Hello everyone, here is my dilemma:
I met this couple through a woman I was dating. Great people, alternative lifestyles, free spirited, loving, awesome children...I basically fell in love with the whole family. At first it was just total admiration and love towards them.

I started hanging out with the "husband", for lack of a better word, and we became really good friends, and to this day we work together and co-conspire on several different projects together. I also was spending quite a bit of time with the whole family, having dinner, hanging out, just having a great time.

One day on the way to a job, "Man" I will call him, told me that "Woman" wanted to get cuddly with me. Long story short, that's when I discovered they were polyamorous, and It wasn't long before there was much flirtation, and wonderful conversations about Love and all that it entails.

It has been a month or so since Woman and I, with loving permission from Man, have been seeing each other, and I am discovering that I am very vulnerable in this situation. I love them both VERY much, and we all get along super good, and have become a family, excepting they live together, and I live separate (with my own kids). There's no jealousy what so ever, but the problem I'm having is wanting to be with her more, like a typical girlfriend, and it just can't work out that way. I don't begrudge them there time together as a family, and I understand their relationship is inherently different because they have kids together and live together, but I long to have the same thing!
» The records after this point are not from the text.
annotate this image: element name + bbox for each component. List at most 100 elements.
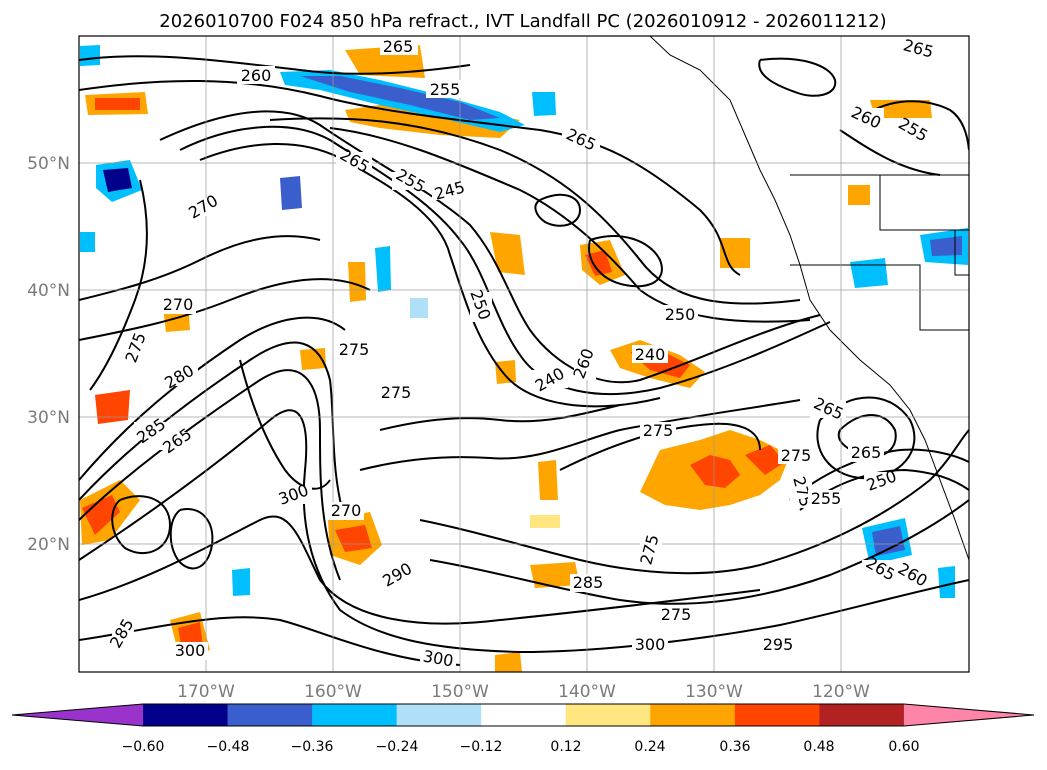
- contour-line: [79, 616, 461, 666]
- warm-patch-f: [495, 652, 522, 672]
- contour-line: [159, 110, 821, 384]
- cold-patch-f: [532, 92, 556, 116]
- warm-patch-j: [348, 262, 366, 302]
- map-background: [79, 36, 969, 672]
- colorbar-tick-label: −0.48: [207, 739, 250, 755]
- cold-patch-nw-core: [103, 168, 132, 192]
- contour-line: [199, 142, 661, 408]
- colorbar-segment: [143, 704, 229, 726]
- negative-anomaly-patches: [80, 45, 968, 598]
- contour-label: 295: [760, 635, 796, 654]
- contour-line: [588, 235, 663, 288]
- colorbar-segment: [312, 704, 398, 726]
- svg-text:300: 300: [175, 641, 206, 660]
- svg-text:255: 255: [811, 489, 842, 508]
- warm-patch-e: [530, 562, 580, 588]
- contour-label: 275: [640, 421, 676, 440]
- cold-patch-se-core: [872, 526, 905, 556]
- warm-patch-gulf-core: [690, 455, 740, 488]
- lat-label: 30°N: [27, 408, 70, 428]
- contour-label: 270: [328, 501, 364, 520]
- contour-line: [111, 495, 172, 554]
- contour-line: [839, 129, 941, 176]
- svg-text:275: 275: [781, 446, 812, 465]
- contour-line: [79, 369, 341, 581]
- lon-label: 120°W: [812, 682, 870, 702]
- contour-line: [559, 422, 761, 471]
- lat-label: 40°N: [27, 281, 70, 301]
- svg-text:295: 295: [763, 635, 794, 654]
- lon-label: 130°W: [685, 682, 743, 702]
- warm-patch-i: [495, 360, 516, 384]
- contour-label: 260: [237, 66, 275, 85]
- contour-line: [859, 100, 969, 151]
- contour-line: [79, 235, 321, 301]
- colorbar-segment: [565, 704, 651, 726]
- svg-text:275: 275: [661, 605, 692, 624]
- svg-text:265: 265: [383, 37, 414, 56]
- map-frame: [78, 35, 970, 673]
- svg-text:275: 275: [339, 340, 370, 359]
- contour-line: [379, 404, 621, 431]
- colorbar-segment: [819, 704, 905, 726]
- contour-label: 275: [778, 446, 814, 465]
- colorbar-tick-label: −0.24: [376, 739, 419, 755]
- contour-line: [79, 79, 741, 276]
- contour-label: 265: [380, 37, 418, 56]
- contour-label: 260: [569, 346, 597, 381]
- contour-line: [359, 399, 801, 471]
- contour-line: [837, 414, 897, 458]
- warm-patch-l: [530, 515, 560, 528]
- colorbar-tick-label: 0.12: [550, 739, 581, 755]
- contour-line: [758, 57, 837, 97]
- contour-line: [179, 125, 831, 396]
- colorbar-tick-label: 0.24: [634, 739, 665, 755]
- colorbar-tick-label: −0.36: [291, 739, 334, 755]
- map-panel: 265 260 255 265 260: [27, 35, 970, 702]
- contour-label: 270: [160, 295, 196, 314]
- colorbar-tick-label: 0.60: [888, 739, 919, 755]
- colorbar-segment: [650, 704, 736, 726]
- contour-line: [89, 179, 148, 391]
- cold-patch-c: [375, 246, 391, 292]
- svg-text:275: 275: [381, 383, 412, 402]
- contour-line: [79, 409, 969, 654]
- contour-label: 300: [420, 647, 456, 671]
- lon-label: 140°W: [558, 682, 616, 702]
- contour-label: 275: [121, 330, 149, 365]
- warm-patch-g: [300, 348, 326, 370]
- cold-patch-g: [80, 45, 100, 66]
- colorbar-segment: [396, 704, 482, 726]
- cold-patch-d: [232, 568, 250, 596]
- svg-text:265: 265: [851, 443, 882, 462]
- cold-band-north-core: [300, 76, 500, 120]
- colorbar-tick-label: −0.60: [122, 739, 165, 755]
- lat-label: 50°N: [27, 154, 70, 174]
- warm-patch-nw-core: [95, 98, 140, 110]
- svg-text:260: 260: [241, 66, 272, 85]
- contour-line: [534, 193, 582, 227]
- contour-label: 265: [848, 443, 884, 462]
- warm-patch-a: [490, 232, 525, 275]
- colorbar-outline: [11, 703, 1035, 727]
- svg-text:255: 255: [430, 80, 461, 99]
- contour-label: 300: [172, 641, 208, 660]
- colorbar-tick-label: −0.12: [460, 739, 503, 755]
- contour-label: 275: [658, 605, 694, 624]
- contour-line: [419, 429, 969, 575]
- warm-patch-h: [538, 460, 558, 500]
- cold-patch-east-core: [930, 236, 962, 256]
- svg-text:270: 270: [163, 295, 194, 314]
- colorbar-segment: [227, 704, 313, 726]
- lat-label: 20°N: [27, 535, 70, 555]
- contour-label: 255: [808, 489, 844, 508]
- warm-patch-west-core: [82, 495, 120, 535]
- contour-label: 300: [632, 635, 668, 654]
- svg-text:300: 300: [635, 635, 666, 654]
- lon-label: 150°W: [431, 682, 489, 702]
- cold-patch-h: [80, 232, 95, 252]
- colorbar-segment: [734, 704, 820, 726]
- contour-label: 265: [900, 36, 936, 62]
- svg-text:275: 275: [643, 421, 674, 440]
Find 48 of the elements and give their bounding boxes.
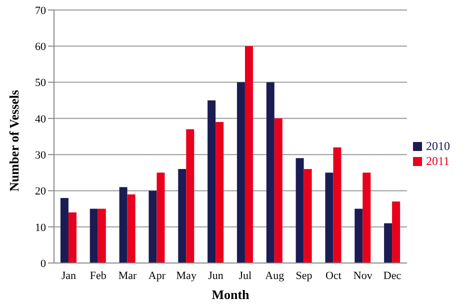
bar: [186, 129, 194, 263]
x-tick-label: Feb: [90, 270, 107, 282]
x-tick-label: Sep: [296, 270, 313, 282]
bar: [90, 208, 98, 263]
bar: [68, 212, 76, 263]
bar: [156, 172, 165, 263]
bar: [98, 208, 106, 263]
bar: [274, 118, 282, 263]
bar: [148, 190, 157, 263]
bar: [236, 82, 245, 263]
y-tick-label: 30: [35, 149, 46, 162]
legend-label: 2010: [426, 138, 450, 152]
bar: [384, 223, 392, 263]
bar: [296, 158, 304, 263]
y-tick-label: 50: [35, 77, 46, 90]
x-axis-title: Month: [212, 287, 250, 302]
x-tick-label: Jul: [238, 270, 252, 282]
bar: [304, 169, 312, 263]
y-tick-label: 60: [35, 41, 46, 54]
bar: [244, 46, 253, 263]
x-tick-label: Aug: [265, 270, 285, 282]
bar: [119, 187, 128, 263]
y-tick-label: 40: [35, 113, 46, 126]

It's hard because I'm in love with them both, but I'm having a physical relationship with Woman, and I'm feeling very attached. I guess that's the problem, my attachment? Also, whenever I express my vulnerability to Woman, she backs away, and it really hurts. I want to continue our relationship together, but I feel the need to somehow let go of my attachment to her as a "girlfriend", and just let it be what it is.

I welcome any encouragement, advise, or whatever that will possibly help open my heart up further so that I can enjoy this beautiful situation, and these beautiful people. Thanks for listening!